Method: 218 patients over the age of 64 treated at three health centers of Area 10 in Madrid were selected. In the first phase, the subjects completed the GDS, the Mini-Mental State Examination (MMSE) and a questionnaire on health and socio-demographic variables. They were later interviewed using the Geriatric Mental Schedule (GMS), used as the gold standard by doctors who were unaware of the results of the GDS. Two categories were contemplated according to the results of the GMS: cases of depression (diagnosis of psychotic or neurotic depression) and non-psychiatric cases (no psychiatric diagnosis, although isolated symptoms could be present).
Results: 192 aged subjects were interviewed using the GDS and the GMS. Of these, 103 were considered "non-cases of depression" and 60 others made up the "cases of psychotic/neurotic depression" group.
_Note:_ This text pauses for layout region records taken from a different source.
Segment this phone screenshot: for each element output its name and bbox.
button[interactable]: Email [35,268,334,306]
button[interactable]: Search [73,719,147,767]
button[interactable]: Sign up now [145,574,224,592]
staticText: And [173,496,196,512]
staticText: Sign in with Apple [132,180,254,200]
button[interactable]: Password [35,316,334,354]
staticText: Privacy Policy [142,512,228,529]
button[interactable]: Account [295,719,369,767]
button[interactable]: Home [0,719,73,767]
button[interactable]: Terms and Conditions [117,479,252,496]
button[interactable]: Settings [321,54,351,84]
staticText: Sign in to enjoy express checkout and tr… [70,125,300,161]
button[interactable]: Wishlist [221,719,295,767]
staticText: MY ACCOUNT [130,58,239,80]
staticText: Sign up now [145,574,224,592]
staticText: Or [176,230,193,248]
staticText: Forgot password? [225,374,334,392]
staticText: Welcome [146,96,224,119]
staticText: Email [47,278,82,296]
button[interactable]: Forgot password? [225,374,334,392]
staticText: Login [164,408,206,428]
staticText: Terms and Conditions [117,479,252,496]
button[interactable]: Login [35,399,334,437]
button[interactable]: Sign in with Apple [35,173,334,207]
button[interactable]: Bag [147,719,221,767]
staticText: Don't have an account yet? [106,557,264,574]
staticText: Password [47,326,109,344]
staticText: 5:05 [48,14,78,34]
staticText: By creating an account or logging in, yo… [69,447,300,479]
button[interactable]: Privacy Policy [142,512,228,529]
For the most effective cut-point (9/10), sensitivity was 86.7% and specificity 63.1%. Considering a prevalence of depression of 30%, the predictive value for positives was 50.2% and for negatives 91.7%. The Cronbach alpha coefficient was 0.82, and the area below the ROC curve obtained was 0.85. Those patients with cognitive deterioration had a mean GDS score similar to those that did not present deterioration (11.16 vs 10.52; p > 0.05).
Conclusions: The Geriatric Depression Scale is valid as a screening test in Primary Care consultations due to its high sensitivity and negative predictive value. The most effective Spanish GDS cut-point (9/10) is lower than that obtained in the original English version (10/11).